John said:
[....]
Programmers have pretty much proven that they cannot write bug-free
large systems.
In every other area, humans make mistakes and yet we seem surprised
that programmers do too.
In most other areas of endeavour small tolerance errors do not so
often lead to disaster. Boolean logic is less forgiving. And fence
post errors which even the best of us are inclined to make are very
hard to spot. You see what you intended to write and not what is
actually there. Walkthroughs and static analysis tools can find these
latent faults if budget permits.
Some practitioners, Donald Knuth for instance have managed to produce
virtually bug free non-trivial systems (TeX). OTOH the current
business paradigm is ship it and be damned. You can always sell
upgrades later. Excel 2007 is a pretty good current example of a
product shipped way before it was ready. Even Excel MVPs won't defend
it.
Unless there's some serious breakthrough - which is
really prohibited by the culture
I think there really is a fundamental limitation that makes it such
that the programming effort becomes infinite to make a bug free large
system. We do seem to be able to make bug free small systems,
however.
Software programming hasn't really had the true transition to a hard
engineering discipline yet. There hasn't been enough standardisation
of reliable component software parts for sale off the shelf equivalent
in complexity to electronic ICs that really do what they say on the
tin and do it well.
By comparison thanks to Whitworth & Co mechanical engineering has
standardised nuts and bolts out of a huge arbitrary parameter space.
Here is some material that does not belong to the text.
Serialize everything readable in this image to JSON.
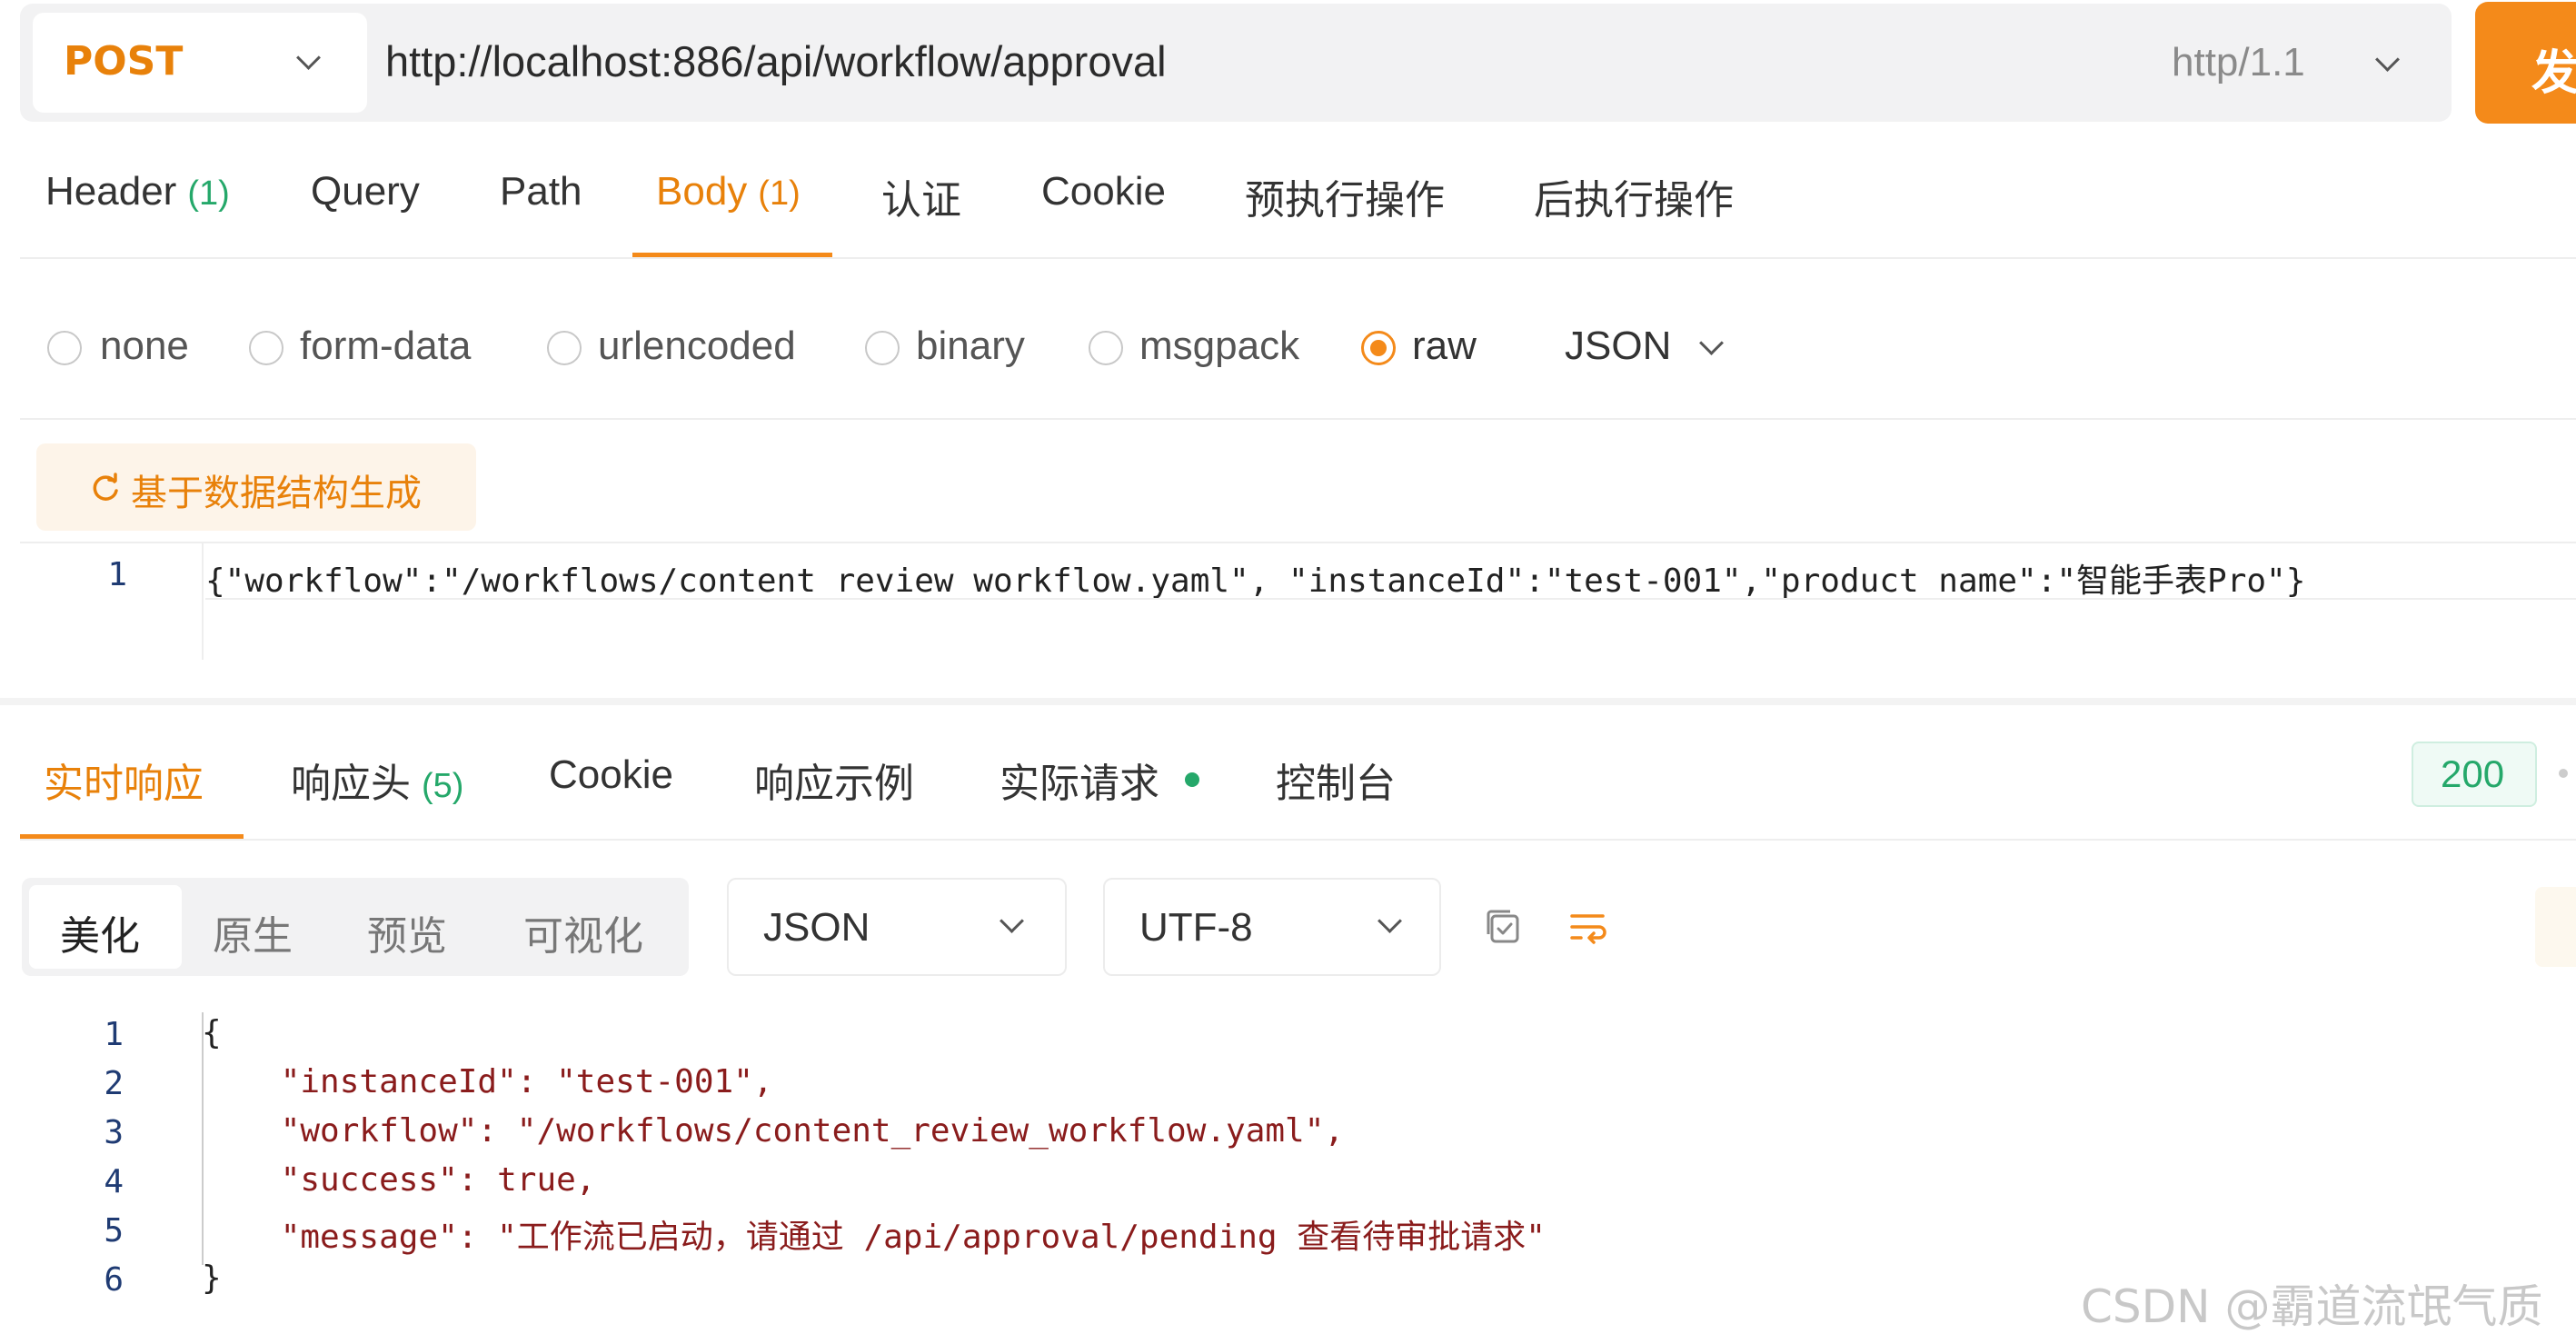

Nobody these days would make their own nuts and bolts from scratch
with randomly chosen pitch, depth and diameter. Alas they still do in
software
Compare a software system to an FPGA. Both are complex, full of state
machines (implicit or explicit!), both are usually programmed in a
heirarichal language (C++ or VHDL) that has a library of available
modules, but the FPGAs rarely have bugs that get to the field, whereas
most software rarely is ever fully debugged.
There are a few points here. If you take a "typical" embedded card with
an FPGA and a large program, you'll find the software part has orders of
magnitude more lines of programmer-written code than the FPGA. In an
FPGA, the space is often taken with pre-written code (such as an
embedded processor or other high-level macros), and much of the
remaining space is taken by multiple copies of components. Although
getting each line of the FPGA code right is harder than getting each
line of the C/C++ right, there are less lines in total. And for various
reasons (not all of which are understood), studies show that the rate of
bugs in programs is roughly proportional to the number of lines, almost
independent of the language and of the type of programming. Weird, but
apparently true. That's part of the reason for using higher level
languages like Python (or MyHDL for FPGA design) rather than C++ - not
only do programmers typically code faster, they make less mistakes.
Of course, an FPGA project typically involves a lot more comprehensive
testing than a typical C++ project, and is typically better planned
(with less feature creep), both of which are critical to getting low bug
rates.
However, you have to remember that hardware (and FPGA) and software do
different jobs. Sometimes there are jobs that can be implemented well
in either, but that's seldom the case. And when there is, it is
generally much faster to develop a software solution. What is often
missing in the software side is a commitment of time and resources to
proper development and testing that would mean the development took
longer, but gave a more reliable result (and thus often saves money in
the long term). With FPGA design, if you don't make such a commitment,
your project will never work at all - thus it is more likely that a
released product is nearly bug-free.
So, computers should use more hardware and less software to manage
resources. In fact, the "OS kernal" of my multiple-CPU chip could be
entirely hardware. Should be, in fact.
There are certainly benefits in putting some of an OS in hardware - but
the hardware can never be as flexible as software. If you want an
example of a device with a hardware OS, have a look at
http://www.innovasic.com/fido.htm (it's 68k based, so you'll like it).
I've seen other cpus with OS hardware - typically it is to make task
switching more predictable so that hardware devices like timers and
UARTs can be simulated in software.
Yes. The bug level is proportional to the ease of making revisions.
That's why programmers type rapidly and debug, literally, forever.
No, a lack of commitment to proper design strategy and testing is why
software developers typically start in the middle of a project and never
properly finish it. The ease of making revisions and sending out
updates is part of why such a commitment is never made - managers
believe it is cheaper to ship prototype software and let users do the
testing.
The number of bugs is roughly proportional to the lines of code. It's
the debugging and testing (or lack thereof) that is often the problem,
combined with structural failures due to lack of design.